Berzin said:The browbeating, the hyper-moralizing, the uber self-righteous bloviating is seriously over the top given what we're talking about here.
Valverde has a point, whether any of you internet Cotton Mathers believe so or not. He is no different than anyone else accused of any type of violation or transgression. Regardless of innocence or guilt most people will attempt to mount a defense, as would any of you. So he is that much more reprehensible because his lawyers (not he, he's just a bike rider) tried to get him off on whatever technicality they could find?
And even if a rider like DiLuca confesses, that's still not enough? What's it going to take for you guys to happy? A pound of flesh is no longer enough?
Were any of you guys just as upset knowing Dr. Fuentes kept on working after getting busted in Spain in 2006?
Why no outrage at a system that places all the onus on the riders getting punished and not the doping system ran by so many of these backroom charlatans who never seem to receive any sanctions whatsoever?
"FREE ALEJANDRO VALVERDE!!!"
Nonsense. The only thing that Valverde's case demonstrates is that chronic lying, denial and the insulting of all human, feable though it may be, intelligence is still accepted praxis among the elite cycling establishment.

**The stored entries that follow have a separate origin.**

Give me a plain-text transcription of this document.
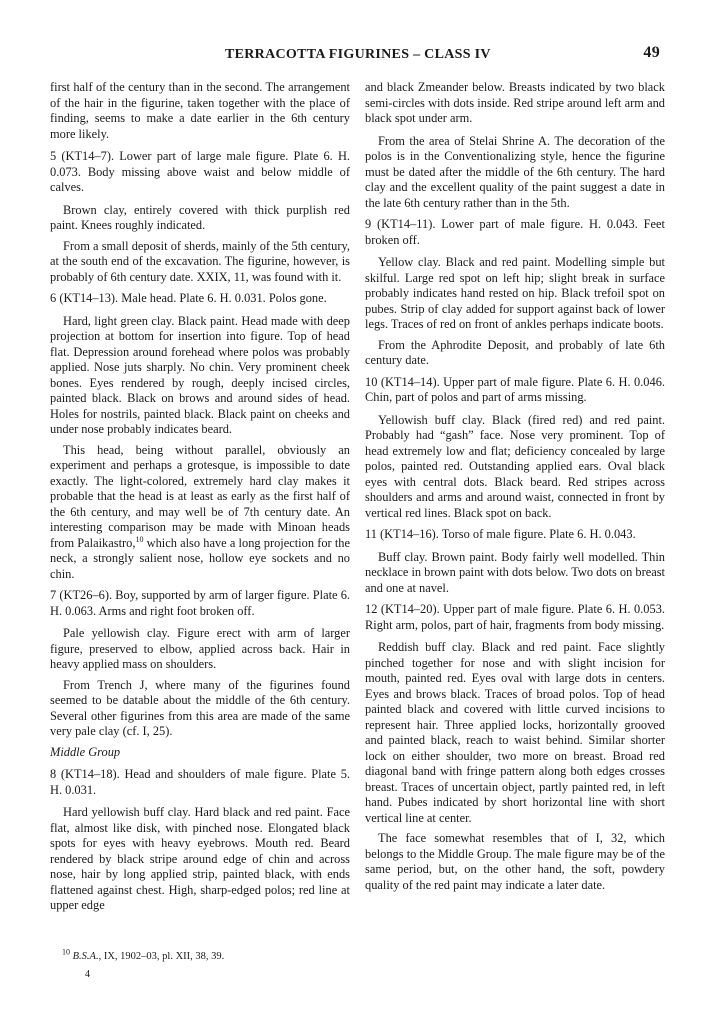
TERRACOTTA FIGURINES – CLASS IV	49

first half of the century than in the second. The arrangement of the hair in the figurine, taken together with the place of finding, seems to make a date earlier in the 6th century more likely.

5 (KT14–7). Lower part of large male figure. Plate 6. H. 0.073. Body missing above waist and below middle of calves.

Brown clay, entirely covered with thick purplish red paint. Knees roughly indicated.

From a small deposit of sherds, mainly of the 5th century, at the south end of the excavation. The figurine, however, is probably of 6th century date. XXIX, 11, was found with it.

6 (KT14–13). Male head. Plate 6. H. 0.031. Polos gone.

Hard, light green clay. Black paint. Head made with deep projection at bottom for insertion into figure. Top of head flat. Depression around forehead where polos was probably applied. Nose juts sharply. No chin. Very prominent cheek bones. Eyes rendered by rough, deeply incised circles, painted black. Black on brows and around sides of head. Holes for nostrils, painted black. Black paint on cheeks and under nose probably indicates beard.

This head, being without parallel, obviously an experiment and perhaps a grotesque, is impossible to date exactly. The light-colored, extremely hard clay makes it probable that the head is at least as early as the first half of the 6th century, and may well be of 7th century date. An interesting comparison may be made with Minoan heads from Palaikastro,$^{10}$ which also have a long projection for the neck, a strongly salient nose, hollow eye sockets and no chin.

7 (KT26–6). Boy, supported by arm of larger figure. Plate 6. H. 0.063. Arms and right foot broken off.

Pale yellowish clay. Figure erect with arm of larger figure, preserved to elbow, applied across back. Hair in heavy applied mass on shoulders.

From Trench J, where many of the figurines found seemed to be datable about the middle of the 6th century. Several other figurines from this area are made of the same very pale clay (cf. I, 25).

Middle Group

8 (KT14–18). Head and shoulders of male figure. Plate 5. H. 0.031.

Hard yellowish buff clay. Hard black and red paint. Face flat, almost like disk, with pinched nose. Elongated black spots for eyes with heavy eyebrows. Mouth red. Beard rendered by black stripe around edge of chin and across nose, hair by long applied strip, painted black, with ends flattened against chest. High, sharp-edged polos; red line at upper edge

and black Zmeander below. Breasts indicated by two black semi-circles with dots inside. Red stripe around left arm and black spot under arm.

From the area of Stelai Shrine A. The decoration of the polos is in the Conventionalizing style, hence the figurine must be dated after the middle of the 6th century. The hard clay and the excellent quality of the paint suggest a date in the late 6th century rather than in the 5th.

9 (KT14–11). Lower part of male figure. H. 0.043. Feet broken off.

Yellow clay. Black and red paint. Modelling simple but skilful. Large red spot on left hip; slight break in surface probably indicates hand rested on hip. Black trefoil spot on pubes. Strip of clay added for support against back of lower legs. Traces of red on front of ankles perhaps indicate boots.

From the Aphrodite Deposit, and probably of late 6th century date.

10 (KT14–14). Upper part of male figure. Plate 6. H. 0.046. Chin, part of polos and part of arms missing.

Yellowish buff clay. Black (fired red) and red paint. Probably had “gash” face. Nose very prominent. Top of head extremely low and flat; deficiency concealed by large polos, painted red. Outstanding applied ears. Oval black eyes with central dots. Black beard. Red stripes across shoulders and arms and around waist, connected in front by vertical red lines. Black spot on back.

11 (KT14–16). Torso of male figure. Plate 6. H. 0.043.

Buff clay. Brown paint. Body fairly well modelled. Thin necklace in brown paint with dots below. Two dots on breast and one at navel.

12 (KT14–20). Upper part of male figure. Plate 6. H. 0.053. Right arm, polos, part of hair, fragments from body missing.

Reddish buff clay. Black and red paint. Face slightly pinched together for nose and with slight incision for mouth, painted red. Eyes oval with large dots in centers. Eyes and brows black. Traces of broad polos. Top of head painted black and covered with little curved incisions to represent hair. Three applied locks, horizontally grooved and painted black, reach to waist behind. Similar shorter lock on either shoulder, two more on breast. Broad red diagonal band with fringe pattern along both edges crosses breast. Traces of uncertain object, partly painted red, in left hand. Pubes indicated by short horizontal line with short vertical line at center.

The face somewhat resembles that of I, 32, which belongs to the Middle Group. The male figure may be of the same period, but, on the other hand, the soft, powdery quality of the red paint may indicate a later date.

$^{10}$ B.S.A., IX, 1902–03, pl. XII, 38, 39.
4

His so called defense didn't even mount the most specious of arguments, but rather was merely a ruse entirely based on legal posturing the sole aim of which was to avoid reprisal for his unquestionable guilt.

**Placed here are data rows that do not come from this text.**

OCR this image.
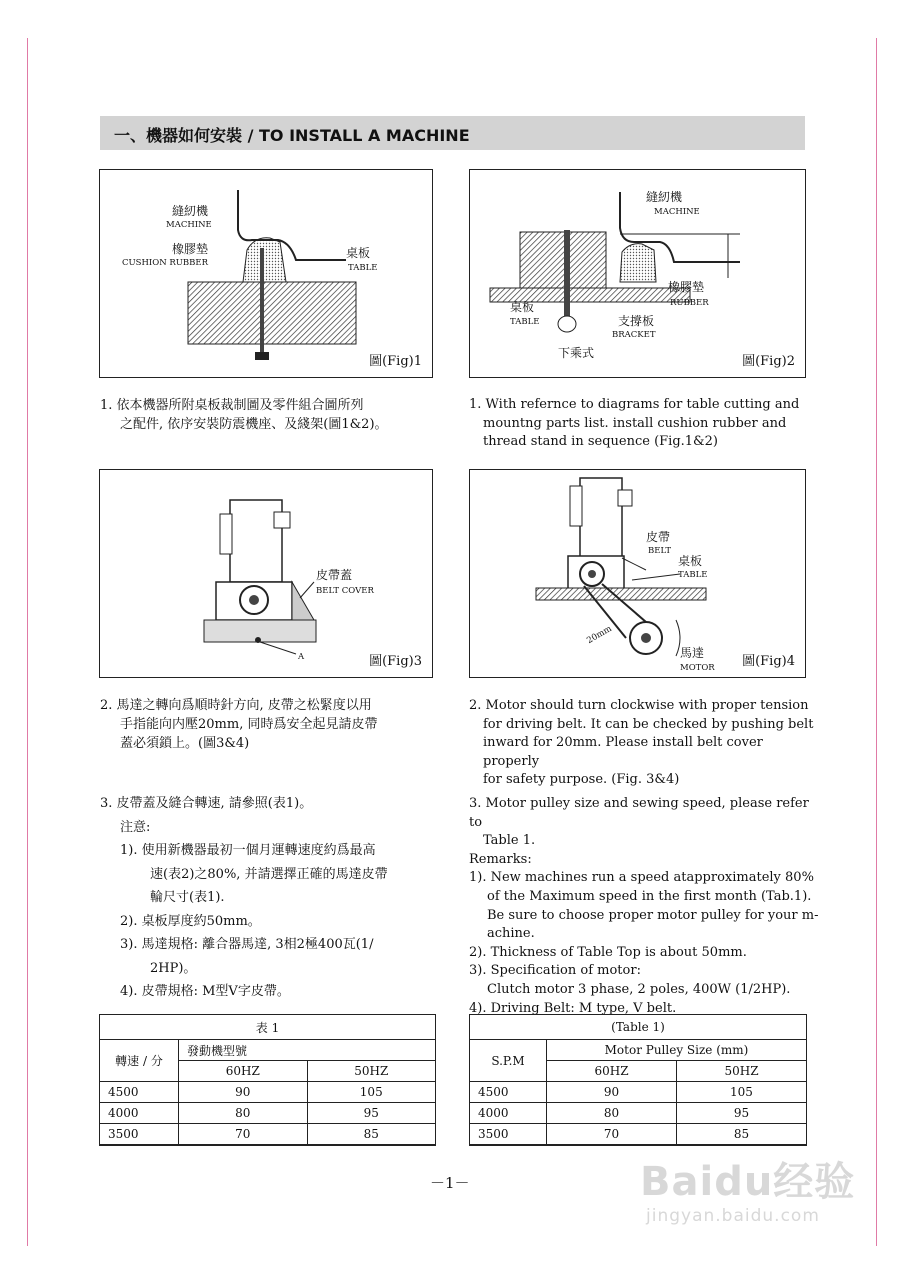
一、機器如何安裝 / TO INSTALL A MACHINE
縫紉機
MACHINE
橡膠墊
CUSHION RUBBER
桌板
TABLE
圖(Fig)1
縫紉機
MACHINE
橡膠墊
RUBBER
桌板
TABLE	支撐板
BRACKET
下乘式
圖(Fig)2

1. 依本機器所附桌板裁制圖及零件組合圖所列

之配件, 依序安裝防震機座、及綫架(圖1&2)。

1. With refernce to diagrams for table cutting and

mountng parts list. install cushion rubber and

thread stand in sequence (Fig.1&2)

皮帶蓋
BELT COVER
A	圖(Fig)3
皮帶
BELT
桌板
TABLE
20mm
馬達
MOTOR 圖(Fig)4

2. 馬達之轉向爲順時針方向, 皮帶之松緊度以用

手指能向内壓20mm, 同時爲安全起見請皮帶

蓋必須鎖上。(圖3&4)

2. Motor should turn clockwise with proper tension

for driving belt. It can be checked by pushing belt

inward for 20mm. Please install belt cover properly

for safety purpose. (Fig. 3&4)

3. 皮帶蓋及縫合轉速, 請參照(表1)。

注意:

1). 使用新機器最初一個月運轉速度約爲最高

速(表2)之80%, 并請選擇正確的馬達皮帶

輪尺寸(表1).

2). 桌板厚度約50mm。

3). 馬達規格: 離合器馬達, 3相2極400瓦(1/

2HP)。

4). 皮帶規格: M型V字皮帶。

3. Motor pulley size and sewing speed, please refer to

Table 1.

Remarks:

1). New machines run a speed atapproximately 80%

of the Maximum speed in the first month (Tab.1).

Be sure to choose proper motor pulley for your m-

achine.

2). Thickness of Table Top is about 50mm.

3). Specification of motor:

Clutch motor 3 phase, 2 poles, 400W (1/2HP).

4). Driving Belt: M type, V belt.

表 1		
轉速 / 分	發動機型號	
	60HZ	50HZ
4500	90	105
4000	80	95
3500	70	85
(Table 1)		
S.P.M	Motor Pulley Size (mm)	
	60HZ	50HZ
4500	90	105
4000	80	95
3500	70	85
－1－	Baidu经验
jingyan.baidu.com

And there's nothing moral here agianst him. Disdain over the insulting attempts at trying to hoodwink all of us through a manipulative and instrumental usage of a court room stratagem yes, fatuous moralism absolutely not.

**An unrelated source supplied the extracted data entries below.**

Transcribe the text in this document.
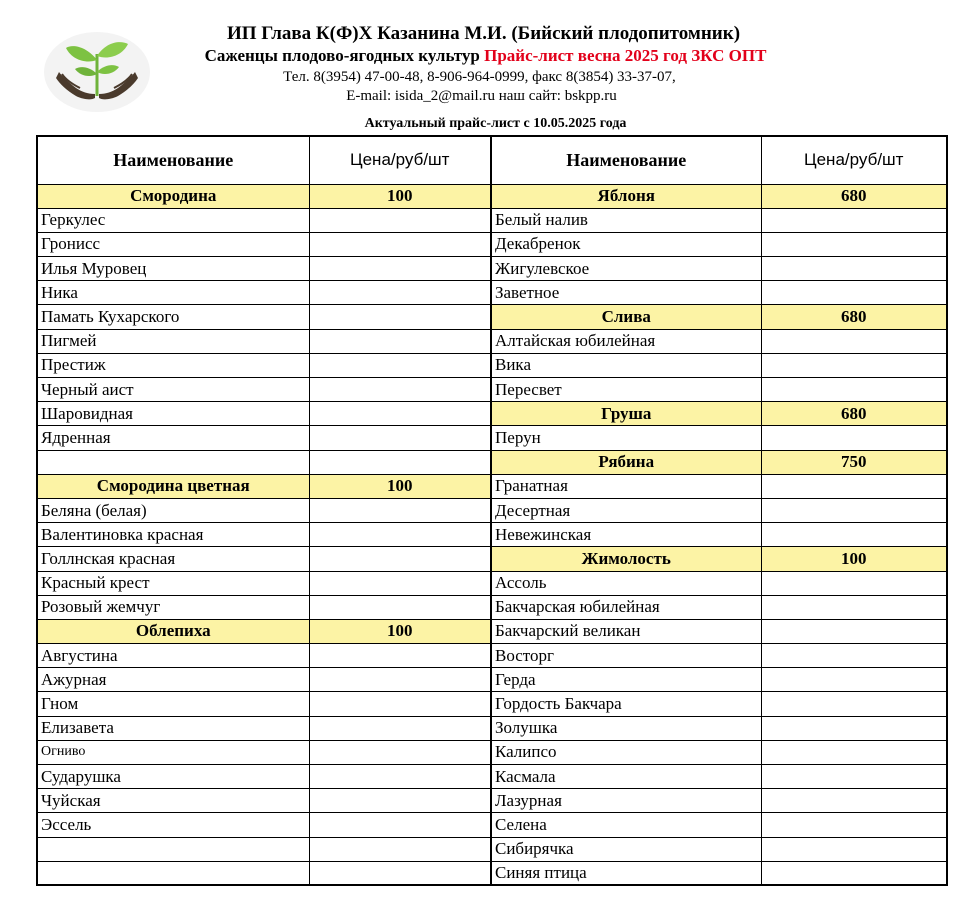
ИП Глава К(Ф)Х Казанина М.И. (Бийский плодопитомник)
Саженцы плодово-ягодных культур Прайс-лист весна 2025 год ЗКС ОПТ
Тел. 8(3954) 47-00-48, 8-906-964-0999, факс 8(3854) 33-37-07,
E-mail: isida_2@mail.ru наш сайт: bskpp.ru
Актуальный прайс-лист с 10.05.2025 года
Наименование	Цена/руб/шт	Наименование	Цена/руб/шт
Смородина	100	Яблоня	680
Геркулес		Белый налив	
Гронисс		Декабренок	
Илья Муровец		Жигулевское	
Ника		Заветное	
Памать Кухарского		Слива	680
Пигмей		Алтайская юбилейная	
Престиж		Вика	
Черный аист		Пересвет	
Шаровидная		Груша	680
Ядренная		Перун	
		Рябина	750
Смородина цветная	100	Гранатная	
Беляна (белая)		Десертная	
Валентиновка красная		Невежинская	
Голлнская красная		Жимолость	100
Красный крест		Ассоль	
Розовый жемчуг		Бакчарская юбилейная	
Облепиха	100	Бакчарский великан	
Августина		Восторг	
Ажурная		Герда	
Гном		Гордость Бакчара	
Елизавета		Золушка	
Огниво		Калипсо	
Сударушка		Касмала	
Чуйская		Лазурная	
Эссель		Селена	
		Сибирячка	
		Синяя птица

The quicker he fesses-up, the sooner he stops making himself look like a whining, adolescent, spoiled jacka$$ to the tifosi. In light of the serious doping problem the sport faces, Alejandro's legal and publicity attempts are simply reprehensible.
And Berzin, I'd have thought coming from someone who is obviously as intelligent as yourself: something more noble and intellectually honest in judgment than the base caving into sentimentality you have demonstrated above.